Financial terms of the acquisition are not being disclosed. Key members of the Acetylon executive team will join Regenacy, which will operate out of Acetylon’s former headquarters in Boston’s Seaport District, be owned by Acetylon shareholders (excluding Celgene) and receive net working capital in Acetylon to fund Regenacy operations.
“Acetylon has had a longstanding partnership with Celgene, and its acquisition of our HDAC6 inhibitor programs is a positive event for patients and a favorable outcome for our shareholders and employees,” explained Marc A. Cohen, chairman of Acetylon. “Celgene has both the resources and markets knowledge to complete clinical development and commercialization of citarinostat, for the likely benefit multiple myeloma patients worldwide.”
Walter C. Ogier, president and CEO of Regenacy, added, “Since its founding in 2008, Acetylon has made substantial progress in the development of selective HDAC inhibitors for enhanced therapeutic outcomes. We are excited to continue Acetylon’s legacy through the receipt of rights to many of Acetylon’s most promising compounds and the continued advancement of these clinical and preclinical programs in disease indications outside of Celgene’s areas of strategic focus, where we believe patients may especially benefit from selective HDAC inhibition.”

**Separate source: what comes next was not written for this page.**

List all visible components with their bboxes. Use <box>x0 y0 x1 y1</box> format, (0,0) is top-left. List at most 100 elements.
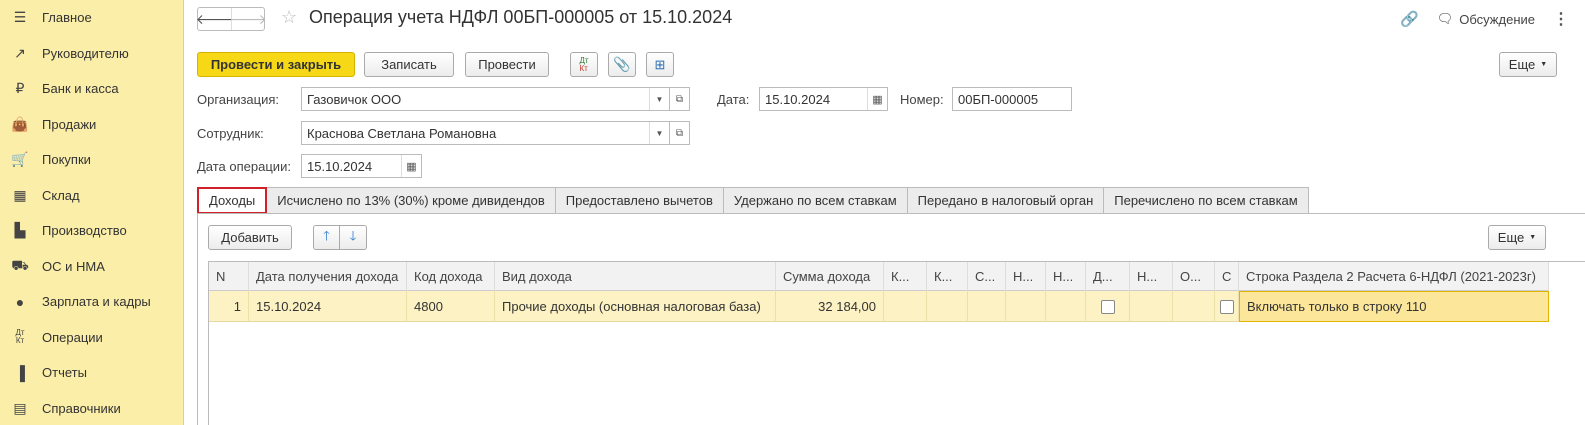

Celgene prioritized certain Acetylon assets that fit strategically into Celgene’s portfolio. The spinout is an opportunity for Acetylon management and shareholders to advance the balance of Acetylon’s compelling clinical and preclinical programs.
Regenacy’s mission will be to selectively regenerate intracellular transport and upregulate gene expression to modify the course of disease and enhance therapeutic outcomes in a broad range of indications. The new company will focus on certain non-cancer indications for the HDAC6 inhibitor ricolinostat in peripheral neuropathy where axonal transport mechanisms critical to the functioning of the longest neuronal cells in the body are damaged, as well as more broadly on selective inhibition of HDACs 1, 2 and/or 3 for the upregulation of fetal hemoglobin to treat sickle cell disease and beta-thalassemia, as well as other opportunities such as enhancing cognition. Celgene gains selective HDAC6 inhibitor assets which address Phase 2-proven opportunities in cancer in addition to neurodegeneration and autoimmune disease.
The current worldwide commercial market for pharmaceuticals indicated for the treatment of multiple myeloma is more than $10 billion, benefitting more than 200,000 patients per year worldwide. The median survival of patients post-diagnosis of disease has improved from less than one year in the 1970s to nearly 10 years, although the disease is still considered incurable.
Newer proprietary drugs Revlimid (Celgene), Pomalyst (Celgene), Darzalex (Johnson & Johnson), Kyprolis (Amgen), Velcade (Takeda), and Ninlaro (Takeda) are being increasingly utilized around the globe to realize optimal patient outcomes. The commercial potential for Acetylon’s drug candidates remains to be established, although their performance in Phase 1 and Phase 2 clinical trials in advanced multiple myeloma in combination with Celgene’s Revlimid or Pomalyst and with Takeda’s Velcade is quite promising, including their combination activity against myeloma and their favorable tolerability.